Talvez a explicação por essa “paixão” esteja na memória atávica. O futebol é como se fosse uma batalha, uma luta entre tribos que substituiu os embates ancestrais. Analisando o jogo, o futebol é sempre com muito contato físico, correria, marcação corporal e busca de espaço. Às vezes, extrapola o campo de batalha e se espalha para os assistentes, virando mesmo uma batalha entre torcedores.
Nessa situação, o atávico extrapola o lúdico e vira real, mas não é a regra. Futebol e dentro de campo. O objetivo principal do jogo, levar a bola para dentro do gol do adversário, é a verdadeira conquista de território, deixando o inimigo caído no campo de batalha, olhando a vitória momentânea do outro.

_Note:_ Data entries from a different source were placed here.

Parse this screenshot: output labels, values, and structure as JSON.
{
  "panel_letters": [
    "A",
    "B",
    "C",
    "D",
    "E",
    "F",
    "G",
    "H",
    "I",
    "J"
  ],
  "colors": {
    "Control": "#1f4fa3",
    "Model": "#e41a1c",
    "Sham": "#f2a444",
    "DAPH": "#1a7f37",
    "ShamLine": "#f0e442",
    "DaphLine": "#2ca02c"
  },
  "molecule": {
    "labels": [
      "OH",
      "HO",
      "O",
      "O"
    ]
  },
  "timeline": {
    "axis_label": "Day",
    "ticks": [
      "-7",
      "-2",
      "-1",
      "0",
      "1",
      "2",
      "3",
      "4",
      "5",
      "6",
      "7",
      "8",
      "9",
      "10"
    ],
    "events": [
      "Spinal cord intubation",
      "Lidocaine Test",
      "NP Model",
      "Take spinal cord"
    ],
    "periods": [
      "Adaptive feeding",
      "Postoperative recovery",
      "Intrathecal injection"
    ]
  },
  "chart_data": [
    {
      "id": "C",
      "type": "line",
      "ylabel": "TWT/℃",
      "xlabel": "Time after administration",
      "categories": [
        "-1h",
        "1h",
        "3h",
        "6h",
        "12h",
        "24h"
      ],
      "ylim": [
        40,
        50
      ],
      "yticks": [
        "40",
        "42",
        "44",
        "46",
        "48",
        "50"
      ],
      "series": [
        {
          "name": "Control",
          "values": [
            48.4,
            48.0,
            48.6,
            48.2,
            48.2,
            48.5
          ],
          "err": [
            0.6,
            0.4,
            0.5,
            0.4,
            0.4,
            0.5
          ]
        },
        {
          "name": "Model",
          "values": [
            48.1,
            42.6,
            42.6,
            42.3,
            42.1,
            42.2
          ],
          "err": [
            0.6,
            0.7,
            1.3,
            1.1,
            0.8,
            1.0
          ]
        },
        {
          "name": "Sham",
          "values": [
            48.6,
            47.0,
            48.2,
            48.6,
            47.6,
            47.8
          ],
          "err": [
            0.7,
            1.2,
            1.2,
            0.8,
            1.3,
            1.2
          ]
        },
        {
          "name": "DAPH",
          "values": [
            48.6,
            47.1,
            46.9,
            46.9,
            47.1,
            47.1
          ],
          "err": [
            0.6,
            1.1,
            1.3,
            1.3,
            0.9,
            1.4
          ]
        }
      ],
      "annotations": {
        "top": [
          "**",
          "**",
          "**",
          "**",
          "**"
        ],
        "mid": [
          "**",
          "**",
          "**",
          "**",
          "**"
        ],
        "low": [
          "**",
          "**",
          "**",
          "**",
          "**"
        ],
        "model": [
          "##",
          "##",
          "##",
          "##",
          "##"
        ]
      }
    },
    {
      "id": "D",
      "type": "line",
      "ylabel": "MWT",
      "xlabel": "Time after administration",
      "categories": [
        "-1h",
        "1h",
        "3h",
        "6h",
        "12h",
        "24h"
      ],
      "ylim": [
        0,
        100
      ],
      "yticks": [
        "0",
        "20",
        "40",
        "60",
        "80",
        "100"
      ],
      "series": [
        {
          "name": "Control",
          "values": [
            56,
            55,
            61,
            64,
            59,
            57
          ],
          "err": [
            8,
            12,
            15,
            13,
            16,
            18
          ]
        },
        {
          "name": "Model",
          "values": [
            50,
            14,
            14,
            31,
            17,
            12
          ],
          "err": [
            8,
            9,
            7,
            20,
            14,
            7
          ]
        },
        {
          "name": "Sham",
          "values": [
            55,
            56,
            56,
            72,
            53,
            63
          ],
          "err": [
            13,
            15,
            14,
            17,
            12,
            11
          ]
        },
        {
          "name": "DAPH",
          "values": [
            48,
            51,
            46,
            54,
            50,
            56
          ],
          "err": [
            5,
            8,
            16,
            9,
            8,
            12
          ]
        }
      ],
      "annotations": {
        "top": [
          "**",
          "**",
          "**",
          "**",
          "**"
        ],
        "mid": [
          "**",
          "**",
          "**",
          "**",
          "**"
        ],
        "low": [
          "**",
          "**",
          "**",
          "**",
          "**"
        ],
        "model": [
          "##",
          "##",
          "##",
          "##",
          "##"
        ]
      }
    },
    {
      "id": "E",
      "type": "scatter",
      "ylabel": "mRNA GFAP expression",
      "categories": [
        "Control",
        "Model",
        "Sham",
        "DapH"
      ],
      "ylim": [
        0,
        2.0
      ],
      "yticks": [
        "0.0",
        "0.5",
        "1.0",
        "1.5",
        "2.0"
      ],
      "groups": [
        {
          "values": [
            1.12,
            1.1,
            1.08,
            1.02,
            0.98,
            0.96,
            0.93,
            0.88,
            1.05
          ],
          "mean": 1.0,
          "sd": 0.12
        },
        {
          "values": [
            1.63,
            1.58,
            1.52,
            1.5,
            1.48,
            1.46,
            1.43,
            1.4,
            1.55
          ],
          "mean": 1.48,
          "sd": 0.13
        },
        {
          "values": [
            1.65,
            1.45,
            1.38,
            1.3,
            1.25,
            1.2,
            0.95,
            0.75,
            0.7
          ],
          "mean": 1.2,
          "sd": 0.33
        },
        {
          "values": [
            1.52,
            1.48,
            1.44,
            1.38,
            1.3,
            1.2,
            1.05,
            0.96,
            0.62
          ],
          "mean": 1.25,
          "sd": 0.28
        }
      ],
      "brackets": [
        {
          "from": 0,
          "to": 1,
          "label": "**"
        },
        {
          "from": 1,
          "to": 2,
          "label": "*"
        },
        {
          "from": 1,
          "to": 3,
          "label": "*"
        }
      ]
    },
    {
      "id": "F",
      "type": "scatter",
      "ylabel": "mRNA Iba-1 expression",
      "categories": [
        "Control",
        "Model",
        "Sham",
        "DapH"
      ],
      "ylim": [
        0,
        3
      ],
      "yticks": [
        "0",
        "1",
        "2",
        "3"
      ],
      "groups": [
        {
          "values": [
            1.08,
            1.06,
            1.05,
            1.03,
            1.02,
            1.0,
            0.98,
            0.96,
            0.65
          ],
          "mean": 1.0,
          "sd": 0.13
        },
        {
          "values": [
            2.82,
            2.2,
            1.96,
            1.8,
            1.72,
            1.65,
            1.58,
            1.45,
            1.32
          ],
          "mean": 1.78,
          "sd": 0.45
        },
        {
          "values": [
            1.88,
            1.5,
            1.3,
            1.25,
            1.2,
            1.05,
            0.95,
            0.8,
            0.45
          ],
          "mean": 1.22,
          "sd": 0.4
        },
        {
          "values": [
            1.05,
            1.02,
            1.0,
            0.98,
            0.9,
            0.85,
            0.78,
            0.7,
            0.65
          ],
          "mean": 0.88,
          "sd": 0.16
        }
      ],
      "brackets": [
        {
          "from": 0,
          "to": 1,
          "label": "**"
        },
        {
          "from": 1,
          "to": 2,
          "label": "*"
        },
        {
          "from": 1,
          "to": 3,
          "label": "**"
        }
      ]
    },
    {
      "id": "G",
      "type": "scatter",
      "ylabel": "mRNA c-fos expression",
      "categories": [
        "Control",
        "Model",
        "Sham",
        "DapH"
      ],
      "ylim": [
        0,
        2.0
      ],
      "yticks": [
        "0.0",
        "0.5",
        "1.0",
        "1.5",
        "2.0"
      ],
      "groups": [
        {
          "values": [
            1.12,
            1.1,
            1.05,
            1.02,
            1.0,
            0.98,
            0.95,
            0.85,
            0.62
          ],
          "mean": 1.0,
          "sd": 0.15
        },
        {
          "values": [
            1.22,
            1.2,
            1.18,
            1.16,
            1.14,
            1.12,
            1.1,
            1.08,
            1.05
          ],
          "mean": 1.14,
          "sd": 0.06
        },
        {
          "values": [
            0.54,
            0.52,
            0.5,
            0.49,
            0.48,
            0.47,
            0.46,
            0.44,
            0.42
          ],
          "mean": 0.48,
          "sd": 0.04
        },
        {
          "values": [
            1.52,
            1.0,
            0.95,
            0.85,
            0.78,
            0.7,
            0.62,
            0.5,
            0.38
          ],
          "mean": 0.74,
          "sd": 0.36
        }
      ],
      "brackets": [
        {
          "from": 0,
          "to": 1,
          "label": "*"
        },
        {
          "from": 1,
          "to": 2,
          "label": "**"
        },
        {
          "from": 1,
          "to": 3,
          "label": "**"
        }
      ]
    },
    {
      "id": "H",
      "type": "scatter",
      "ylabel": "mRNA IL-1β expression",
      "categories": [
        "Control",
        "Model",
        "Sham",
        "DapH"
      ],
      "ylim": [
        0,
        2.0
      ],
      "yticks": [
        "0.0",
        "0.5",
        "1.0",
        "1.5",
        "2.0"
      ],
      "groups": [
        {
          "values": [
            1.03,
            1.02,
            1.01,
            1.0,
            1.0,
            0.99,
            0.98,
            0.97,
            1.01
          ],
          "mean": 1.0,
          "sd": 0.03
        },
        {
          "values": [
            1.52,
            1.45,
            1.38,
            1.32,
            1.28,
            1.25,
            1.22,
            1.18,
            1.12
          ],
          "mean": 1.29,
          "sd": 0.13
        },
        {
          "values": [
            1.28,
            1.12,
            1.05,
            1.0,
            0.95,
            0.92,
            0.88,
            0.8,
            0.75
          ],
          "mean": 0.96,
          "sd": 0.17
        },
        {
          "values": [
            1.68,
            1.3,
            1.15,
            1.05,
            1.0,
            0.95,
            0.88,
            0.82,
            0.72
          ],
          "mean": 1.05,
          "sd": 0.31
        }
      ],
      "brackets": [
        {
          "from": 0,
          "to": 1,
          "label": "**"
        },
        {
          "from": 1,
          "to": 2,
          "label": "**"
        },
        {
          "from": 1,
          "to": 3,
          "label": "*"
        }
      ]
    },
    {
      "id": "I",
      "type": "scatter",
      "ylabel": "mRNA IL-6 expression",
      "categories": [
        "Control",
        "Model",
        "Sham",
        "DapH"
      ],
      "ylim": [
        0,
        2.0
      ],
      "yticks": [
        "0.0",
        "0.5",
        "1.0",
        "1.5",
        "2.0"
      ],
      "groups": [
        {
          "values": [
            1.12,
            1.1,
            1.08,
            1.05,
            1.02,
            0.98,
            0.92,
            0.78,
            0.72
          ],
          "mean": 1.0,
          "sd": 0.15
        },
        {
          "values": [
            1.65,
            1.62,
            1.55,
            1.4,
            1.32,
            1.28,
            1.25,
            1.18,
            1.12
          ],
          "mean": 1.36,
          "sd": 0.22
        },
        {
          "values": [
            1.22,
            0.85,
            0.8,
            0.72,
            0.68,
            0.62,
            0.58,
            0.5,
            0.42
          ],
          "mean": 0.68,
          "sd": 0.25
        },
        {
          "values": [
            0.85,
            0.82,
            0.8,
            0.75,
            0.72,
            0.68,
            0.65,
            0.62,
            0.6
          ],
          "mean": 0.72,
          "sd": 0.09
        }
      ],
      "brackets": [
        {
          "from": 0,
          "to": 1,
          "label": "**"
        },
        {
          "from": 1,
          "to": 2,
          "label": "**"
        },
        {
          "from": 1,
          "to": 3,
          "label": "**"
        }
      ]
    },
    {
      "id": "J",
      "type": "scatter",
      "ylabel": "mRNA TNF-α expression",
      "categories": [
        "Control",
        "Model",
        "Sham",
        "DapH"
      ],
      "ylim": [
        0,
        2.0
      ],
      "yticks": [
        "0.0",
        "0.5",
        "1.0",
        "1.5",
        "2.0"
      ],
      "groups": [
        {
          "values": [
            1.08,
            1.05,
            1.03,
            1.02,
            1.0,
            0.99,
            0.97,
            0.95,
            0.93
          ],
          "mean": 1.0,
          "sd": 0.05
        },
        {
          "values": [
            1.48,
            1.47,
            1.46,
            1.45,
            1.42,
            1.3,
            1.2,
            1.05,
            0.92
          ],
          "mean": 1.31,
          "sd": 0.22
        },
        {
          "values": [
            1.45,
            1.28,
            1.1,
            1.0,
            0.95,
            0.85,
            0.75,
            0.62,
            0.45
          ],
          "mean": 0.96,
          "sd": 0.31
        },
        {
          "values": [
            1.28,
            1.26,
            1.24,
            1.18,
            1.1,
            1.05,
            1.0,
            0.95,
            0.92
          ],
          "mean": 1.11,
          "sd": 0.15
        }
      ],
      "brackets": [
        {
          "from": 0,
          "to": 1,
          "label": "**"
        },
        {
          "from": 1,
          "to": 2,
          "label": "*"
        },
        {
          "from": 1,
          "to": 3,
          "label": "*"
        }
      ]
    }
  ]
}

Pense nos times de futebol. São exércitos de onze homens, uniformizados, com um brasão no peito e defendendo uma bandeira e as cores escolhidas. Como uma nação, cada um tem seu hino que é entoado pelo torcedor apaixonado. Fora do campo, os torcedores com suas bandeiras e ”gritos de guerra” incentivam os “heróis da batalha” para a conquista. Não é apenas um jogo de 90 minutos, é uma conquista sobre o time rival, a derrota do inimigo imaginário.
Se o homem brasileiro é viciado por futebol, e isso já sabemos, com a transmissão do esporte pelas televisões a cabo esse vício saiu do consumo socialmente aceito das quartas-feiras e domingos, para uma “chapação” diária dentro de casa. Para o viciado, tem jogo todo dia. Tem droga sempre e ao alcance do controle remoto.

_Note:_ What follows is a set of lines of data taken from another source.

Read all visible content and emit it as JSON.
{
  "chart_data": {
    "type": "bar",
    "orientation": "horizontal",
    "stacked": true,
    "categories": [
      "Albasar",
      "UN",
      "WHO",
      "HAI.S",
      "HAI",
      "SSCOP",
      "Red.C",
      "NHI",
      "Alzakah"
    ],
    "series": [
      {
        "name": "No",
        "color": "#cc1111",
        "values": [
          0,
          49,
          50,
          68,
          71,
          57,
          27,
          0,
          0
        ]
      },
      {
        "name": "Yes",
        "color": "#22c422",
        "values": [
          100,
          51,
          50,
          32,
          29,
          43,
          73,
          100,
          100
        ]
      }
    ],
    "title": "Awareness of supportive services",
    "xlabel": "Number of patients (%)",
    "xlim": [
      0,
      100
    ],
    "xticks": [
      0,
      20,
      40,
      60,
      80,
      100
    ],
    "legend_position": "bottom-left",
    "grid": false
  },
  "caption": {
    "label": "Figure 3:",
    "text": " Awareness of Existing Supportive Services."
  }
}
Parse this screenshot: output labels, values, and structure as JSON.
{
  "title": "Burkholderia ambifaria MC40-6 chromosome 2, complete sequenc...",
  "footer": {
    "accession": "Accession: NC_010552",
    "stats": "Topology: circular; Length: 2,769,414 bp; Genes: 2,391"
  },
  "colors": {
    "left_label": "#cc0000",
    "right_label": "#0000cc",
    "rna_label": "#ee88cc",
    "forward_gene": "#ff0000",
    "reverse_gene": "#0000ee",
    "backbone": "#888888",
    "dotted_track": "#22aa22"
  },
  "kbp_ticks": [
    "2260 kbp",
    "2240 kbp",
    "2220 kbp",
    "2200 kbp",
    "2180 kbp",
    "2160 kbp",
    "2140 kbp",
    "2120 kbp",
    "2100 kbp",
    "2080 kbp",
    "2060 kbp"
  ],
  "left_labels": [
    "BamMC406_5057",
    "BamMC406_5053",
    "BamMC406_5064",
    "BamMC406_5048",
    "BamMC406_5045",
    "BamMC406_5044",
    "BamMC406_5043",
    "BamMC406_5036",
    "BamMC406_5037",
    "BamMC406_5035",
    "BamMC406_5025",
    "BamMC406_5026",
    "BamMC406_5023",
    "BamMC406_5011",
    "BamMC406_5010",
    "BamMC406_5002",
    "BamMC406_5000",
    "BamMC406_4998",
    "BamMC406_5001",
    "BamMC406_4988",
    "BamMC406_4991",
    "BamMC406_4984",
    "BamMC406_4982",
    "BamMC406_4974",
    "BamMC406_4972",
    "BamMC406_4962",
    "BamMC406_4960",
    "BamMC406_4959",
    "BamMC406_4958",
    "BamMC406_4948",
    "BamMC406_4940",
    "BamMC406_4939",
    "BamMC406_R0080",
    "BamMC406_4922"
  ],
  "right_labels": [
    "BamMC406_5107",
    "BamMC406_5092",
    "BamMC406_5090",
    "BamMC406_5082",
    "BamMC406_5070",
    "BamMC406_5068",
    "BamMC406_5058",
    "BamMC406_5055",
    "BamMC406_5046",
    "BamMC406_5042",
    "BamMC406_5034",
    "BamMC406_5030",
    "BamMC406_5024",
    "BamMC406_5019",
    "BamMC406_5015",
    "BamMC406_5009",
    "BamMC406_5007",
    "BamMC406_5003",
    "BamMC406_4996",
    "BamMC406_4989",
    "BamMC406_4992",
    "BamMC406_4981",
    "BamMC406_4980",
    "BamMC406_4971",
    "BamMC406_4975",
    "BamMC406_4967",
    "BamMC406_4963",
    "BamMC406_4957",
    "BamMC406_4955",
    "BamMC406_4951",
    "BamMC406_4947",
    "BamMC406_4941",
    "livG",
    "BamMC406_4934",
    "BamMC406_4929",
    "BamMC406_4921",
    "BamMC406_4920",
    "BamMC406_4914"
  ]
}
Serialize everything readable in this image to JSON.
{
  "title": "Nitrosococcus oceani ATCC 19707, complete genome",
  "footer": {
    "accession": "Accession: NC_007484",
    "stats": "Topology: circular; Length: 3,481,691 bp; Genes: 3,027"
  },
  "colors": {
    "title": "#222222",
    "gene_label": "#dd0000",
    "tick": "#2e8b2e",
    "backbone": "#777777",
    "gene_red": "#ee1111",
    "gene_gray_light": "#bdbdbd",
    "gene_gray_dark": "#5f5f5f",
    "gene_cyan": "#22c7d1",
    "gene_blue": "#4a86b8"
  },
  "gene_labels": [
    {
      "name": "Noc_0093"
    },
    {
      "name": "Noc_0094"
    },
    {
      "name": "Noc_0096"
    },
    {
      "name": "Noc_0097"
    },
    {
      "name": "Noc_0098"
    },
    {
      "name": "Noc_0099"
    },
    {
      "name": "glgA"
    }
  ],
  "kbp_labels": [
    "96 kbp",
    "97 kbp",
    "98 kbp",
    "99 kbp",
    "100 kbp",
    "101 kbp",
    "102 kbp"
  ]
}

Na sagrada hora do jogo não há mais família, não há filhos, esposa ou qualquer outra coisa a não ser a liberação da memória ancestral das batalhas, da adrenalina, do lúdico, da luta imaginária. E por pior que seja a “pelada”, libera a química do cérebro que leva ao êxtase, transformando o homem comum num “futebolômano”.